CISOs should be taking essential small steps to protect against any data breach event and any accidental (or malicious) AI-related incidents. The first should be to have a clear, common-sense policy around your data usage, with internal limits for access. Your enterprise should have a policy around an LLM that’s no different than current policies for putting information into the cloud or web today. Continuous training is essential.

Create an audit trail of employees’ interactions with a specific LLM. Find out what questions employees ask via LLM prompts and what data they might ingest. Track these efforts internally for further exploration.

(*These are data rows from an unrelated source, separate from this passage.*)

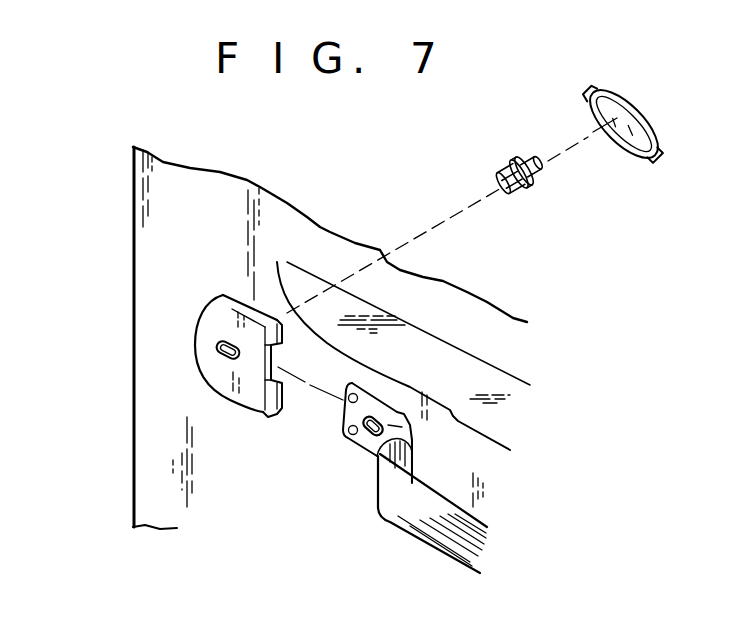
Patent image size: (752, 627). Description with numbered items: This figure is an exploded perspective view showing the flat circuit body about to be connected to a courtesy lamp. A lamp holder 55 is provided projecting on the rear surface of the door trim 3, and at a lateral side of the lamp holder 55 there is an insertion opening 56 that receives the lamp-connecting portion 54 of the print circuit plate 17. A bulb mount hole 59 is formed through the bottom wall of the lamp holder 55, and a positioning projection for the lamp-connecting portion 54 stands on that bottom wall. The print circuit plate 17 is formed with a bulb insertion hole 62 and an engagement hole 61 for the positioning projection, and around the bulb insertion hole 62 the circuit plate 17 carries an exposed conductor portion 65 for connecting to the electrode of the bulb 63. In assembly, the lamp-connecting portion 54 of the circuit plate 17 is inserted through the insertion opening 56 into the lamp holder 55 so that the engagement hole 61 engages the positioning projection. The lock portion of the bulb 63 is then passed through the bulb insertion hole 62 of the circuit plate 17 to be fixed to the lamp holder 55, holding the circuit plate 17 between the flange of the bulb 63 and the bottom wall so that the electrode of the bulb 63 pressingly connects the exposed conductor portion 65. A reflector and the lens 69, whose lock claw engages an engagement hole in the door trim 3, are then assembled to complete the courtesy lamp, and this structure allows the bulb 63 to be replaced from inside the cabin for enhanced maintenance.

The door trim 3 is at (132, 325).
The print circuit plate 17 is at (407, 528).
The lamp-connecting portion 54 is at (361, 431).
The lamp holder 55 is at (238, 333).
The insertion opening 56 is at (277, 357).
The bulb mount hole 59 is at (220, 356).
The engagement hole 61 is at (350, 434).
The bulb insertion hole 62 is at (370, 437).
The bulb 63 is at (530, 190).
The exposed conductor portion 65 is at (413, 438).
The lens 69 is at (657, 140).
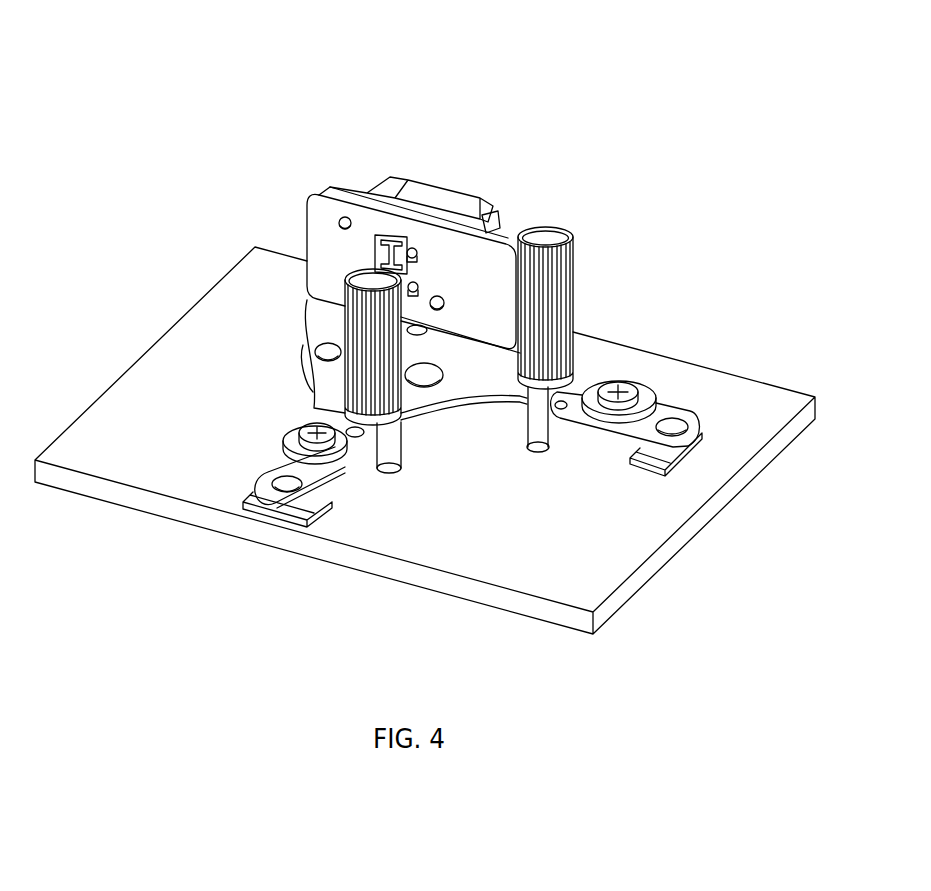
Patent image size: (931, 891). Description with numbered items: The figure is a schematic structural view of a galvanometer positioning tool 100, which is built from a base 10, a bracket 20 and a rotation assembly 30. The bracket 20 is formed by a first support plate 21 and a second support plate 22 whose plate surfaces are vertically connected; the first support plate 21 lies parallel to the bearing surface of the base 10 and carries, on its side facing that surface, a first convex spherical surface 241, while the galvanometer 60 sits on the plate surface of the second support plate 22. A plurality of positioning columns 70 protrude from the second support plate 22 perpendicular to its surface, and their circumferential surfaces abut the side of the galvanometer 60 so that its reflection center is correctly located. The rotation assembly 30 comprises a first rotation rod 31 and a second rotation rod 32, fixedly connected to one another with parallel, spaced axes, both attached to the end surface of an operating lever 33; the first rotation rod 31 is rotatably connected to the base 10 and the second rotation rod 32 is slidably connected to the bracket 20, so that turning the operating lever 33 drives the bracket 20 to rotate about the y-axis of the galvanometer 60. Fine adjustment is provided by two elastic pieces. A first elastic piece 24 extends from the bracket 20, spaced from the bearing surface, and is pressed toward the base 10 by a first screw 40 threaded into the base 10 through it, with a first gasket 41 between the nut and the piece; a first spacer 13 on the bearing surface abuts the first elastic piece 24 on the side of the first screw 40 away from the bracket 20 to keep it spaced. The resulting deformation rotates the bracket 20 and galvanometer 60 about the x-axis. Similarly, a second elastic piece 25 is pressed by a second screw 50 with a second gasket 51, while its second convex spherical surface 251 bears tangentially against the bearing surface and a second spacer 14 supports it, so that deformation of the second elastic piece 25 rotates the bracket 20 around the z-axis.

The galvanometer positioning tool 100 is at (103, 55).
The base 10 is at (90, 453).
The first spacer 13 is at (305, 510).
The second spacer 14 is at (660, 455).
The bracket 20 is at (134, 260).
The first support plate 21 is at (333, 323).
The second support plate 22 is at (318, 265).
The first elastic piece 24 is at (208, 445).
The first convex spherical surface 241 is at (273, 486).
The second elastic piece 25 is at (669, 374).
The second convex spherical surface 251 is at (668, 428).
The rotation assembly 30 is at (402, 635).
The first rotation rod 31 is at (388, 462).
The second rotation rod 32 is at (352, 437).
The operating lever 33 is at (365, 416).
The first screw 40 is at (305, 437).
The first gasket 41 is at (285, 452).
The second screw 50 is at (627, 398).
The second gasket 51 is at (617, 413).
The galvanometer 60 is at (378, 243).
The positioning column 70 is at (417, 250).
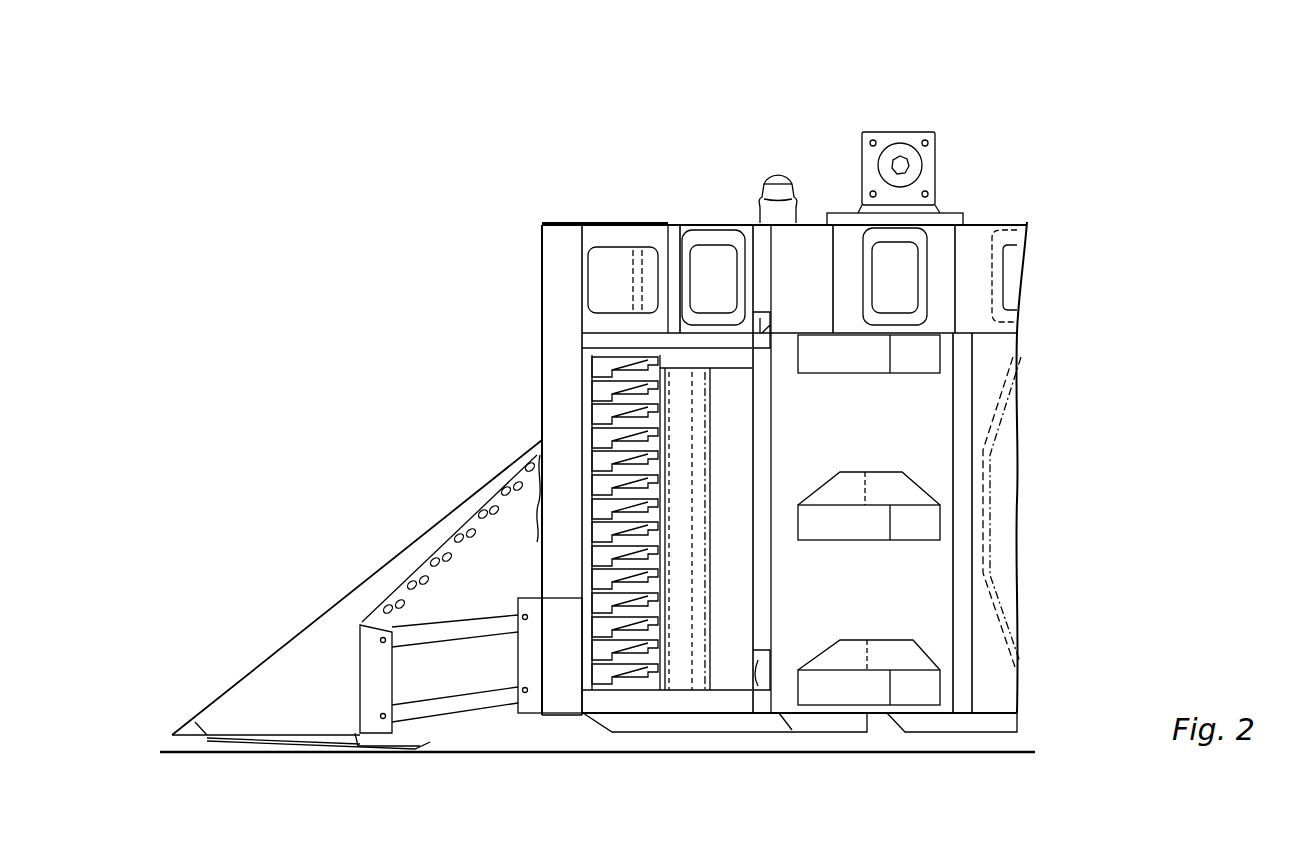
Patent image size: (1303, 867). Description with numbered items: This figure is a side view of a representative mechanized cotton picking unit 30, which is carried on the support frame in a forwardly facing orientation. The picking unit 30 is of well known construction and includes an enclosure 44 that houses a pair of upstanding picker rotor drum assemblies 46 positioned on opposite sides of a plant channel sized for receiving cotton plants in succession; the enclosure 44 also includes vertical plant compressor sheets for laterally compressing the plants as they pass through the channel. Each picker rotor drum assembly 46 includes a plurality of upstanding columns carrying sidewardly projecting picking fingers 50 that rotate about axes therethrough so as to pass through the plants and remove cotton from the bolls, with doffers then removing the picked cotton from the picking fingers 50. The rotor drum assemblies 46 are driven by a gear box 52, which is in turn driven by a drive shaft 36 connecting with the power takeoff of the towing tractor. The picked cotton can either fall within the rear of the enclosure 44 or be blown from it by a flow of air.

Choose to adopt a private instance explicitly built for the organization’s needs without compromising data privacy. Your enterprise needs to decide if your employees will access public LLMs or a dedicated, isolated version of an AI model trained solely on an organization’s data. This private instance will help ensure that sensitive information remains confidential and is not shared with other users or the broader AI platform. This customized internal AI system effectively controls the company’s data and model usage.

After all these are implemented, CISOs can look at protecting their AI models once they are in place. With bigger use cases to come, that may be the subject of a forthcoming column here.

Doomsday scenarios or the big stuff

Beyond focusing on the items discussed above, some CISOs foresee futuristic doomsday-type scenarios to be wary of. For example, what if a tech hacker disliked a particular hedge fund manager and launched a coordinated strike against all of the AI models their firm used to trade? That manipulation of financial trading platforms might cause the company and its investors to lose a great deal of money. Or imagine a bad actor that goes after the self-driving algorithms of automobiles, leading to physical harm. While we all hope these are in the realm of negative speculation at best, it’s not unreasonable to fathom that these types of attacks are possible in the future. And before you say that these models wouldn’t be accessible from the outside world, there is always the risk of an insider threat. Rogue employees exist, and you never know what a disgruntled employee on the opposite of the political spectrum could do. We hope we won’t have to contend with these extreme cases of model contamination for a very long time, if ever. However, security executives and their AI Councils must focus on preventing these risks, however small, from materializing.